The reference in Right Side Up reads something like this :


"...Ken Dryden, the former hockey goalie and minister seems to have captured many Liberals' affection by transforming himself into a kind of balladeer of Liberal self-regard. His speech has begun tumbling out in urgent haikus of wounded virtue, and the Liberal crowds I've seen proceed to eat it up. Here's an excerpt of an interview he gave a blogger named Arnone, whose Next Face is one of dozens of Liberal blogs that have sprung up since the leadership race began. Transcribing Dryden's comments as prose didn't seem to do them justice. Here's the way they seemed to want to order themselves...

Unhappy
a found poem by Ken Dryden.

That is what is so disturbing about the Conservative government.
It is so small.
It is so pinched. It is so
ungenerous.

It is so unhappy.

It is a government that is so about now and so about me.

And "now" and "me" are so important but we want tomorrow to be part of it and not just now.

And we want our neighbour to be part of it and not just me.

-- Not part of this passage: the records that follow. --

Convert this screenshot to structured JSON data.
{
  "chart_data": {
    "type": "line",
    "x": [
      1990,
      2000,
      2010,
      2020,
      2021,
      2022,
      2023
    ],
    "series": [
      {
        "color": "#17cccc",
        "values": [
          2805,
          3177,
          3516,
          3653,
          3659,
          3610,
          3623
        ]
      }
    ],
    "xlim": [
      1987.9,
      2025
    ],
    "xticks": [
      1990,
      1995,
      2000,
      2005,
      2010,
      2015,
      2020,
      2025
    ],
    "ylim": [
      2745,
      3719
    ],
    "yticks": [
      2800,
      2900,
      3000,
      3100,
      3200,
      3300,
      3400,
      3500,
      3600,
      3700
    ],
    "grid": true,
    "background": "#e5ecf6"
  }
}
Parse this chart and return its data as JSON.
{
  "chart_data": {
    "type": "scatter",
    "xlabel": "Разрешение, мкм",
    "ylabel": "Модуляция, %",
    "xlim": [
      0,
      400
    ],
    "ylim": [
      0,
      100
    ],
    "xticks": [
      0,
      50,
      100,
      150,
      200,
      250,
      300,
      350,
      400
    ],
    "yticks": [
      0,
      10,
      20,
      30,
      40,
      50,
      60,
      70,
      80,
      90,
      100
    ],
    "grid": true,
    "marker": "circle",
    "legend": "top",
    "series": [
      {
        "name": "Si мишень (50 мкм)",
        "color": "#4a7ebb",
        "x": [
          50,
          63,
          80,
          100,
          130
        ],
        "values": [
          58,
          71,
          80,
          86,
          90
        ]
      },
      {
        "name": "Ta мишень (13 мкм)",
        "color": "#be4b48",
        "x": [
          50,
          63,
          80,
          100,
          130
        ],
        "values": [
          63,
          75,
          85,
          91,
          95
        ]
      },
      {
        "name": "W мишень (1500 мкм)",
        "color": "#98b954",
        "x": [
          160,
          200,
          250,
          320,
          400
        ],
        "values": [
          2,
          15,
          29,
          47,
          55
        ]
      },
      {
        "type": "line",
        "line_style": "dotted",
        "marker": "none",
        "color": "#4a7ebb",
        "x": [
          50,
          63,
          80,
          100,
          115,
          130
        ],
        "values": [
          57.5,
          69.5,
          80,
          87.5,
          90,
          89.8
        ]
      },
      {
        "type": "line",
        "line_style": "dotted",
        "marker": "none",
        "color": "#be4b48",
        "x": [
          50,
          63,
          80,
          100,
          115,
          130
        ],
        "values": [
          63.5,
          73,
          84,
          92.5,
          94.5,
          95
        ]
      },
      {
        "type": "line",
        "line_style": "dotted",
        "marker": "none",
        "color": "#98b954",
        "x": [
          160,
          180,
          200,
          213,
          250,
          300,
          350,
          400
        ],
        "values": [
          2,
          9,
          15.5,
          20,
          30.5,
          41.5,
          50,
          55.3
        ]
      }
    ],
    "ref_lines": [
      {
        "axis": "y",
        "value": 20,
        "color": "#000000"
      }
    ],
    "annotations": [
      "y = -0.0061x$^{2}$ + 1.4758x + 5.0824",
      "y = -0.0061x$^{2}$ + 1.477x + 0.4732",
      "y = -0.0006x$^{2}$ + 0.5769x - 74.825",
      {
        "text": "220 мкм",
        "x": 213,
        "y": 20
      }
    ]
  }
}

And we feel better if both are a part of it and I don't think that is what the Conservatives offer.

(End of poem)

Wells goes on to say that one of the surprises in the Liberal race is the fact that its only poet is a "...lumbering ex-jock..."

We will be reading the book this week having made our 35 dollar contribution to the Paul Wells retirement fund while at Indigo last night.

4 comments:

Anonymous said...

The Haiku is, unfortunately, not such an original idea, as this post from March 28 Public Eye Online provides yet an earlier one:

http://www.publiceyeonline.com/archives/001379.html

Anonymous said...

I see a book in the making. From Sheila Copps to Paul Wells: My year in the political blogosphere by NextFace.

Too bad Ignatieff didn't have the cojones to have a telephone interview with NextFace. Imagine if he had taken the twenty minutes you offered him how much better his campaign would have been going.

Look at how Rae, Dion and Dryden benefited imensely from their interviews with NextFace.

I'm afraid that Ignatieff's political antenae are still of the rabbit ear variety.

I think that NextFace should offer Paul Wells an interview to discuss his book and to give some more Wellsian observations on the seemingly never ending Liberal leadership race -- No strike that. I think NextFace should interview Wells and have him talk about his book, jazz and Bruce Springsteen.

Yes that must be the next project.

Anonymous said...

Consider it done. Wells and Springsteen - almost too good to be true!

Anonymous said...

Tramps like us, baby we were born to run.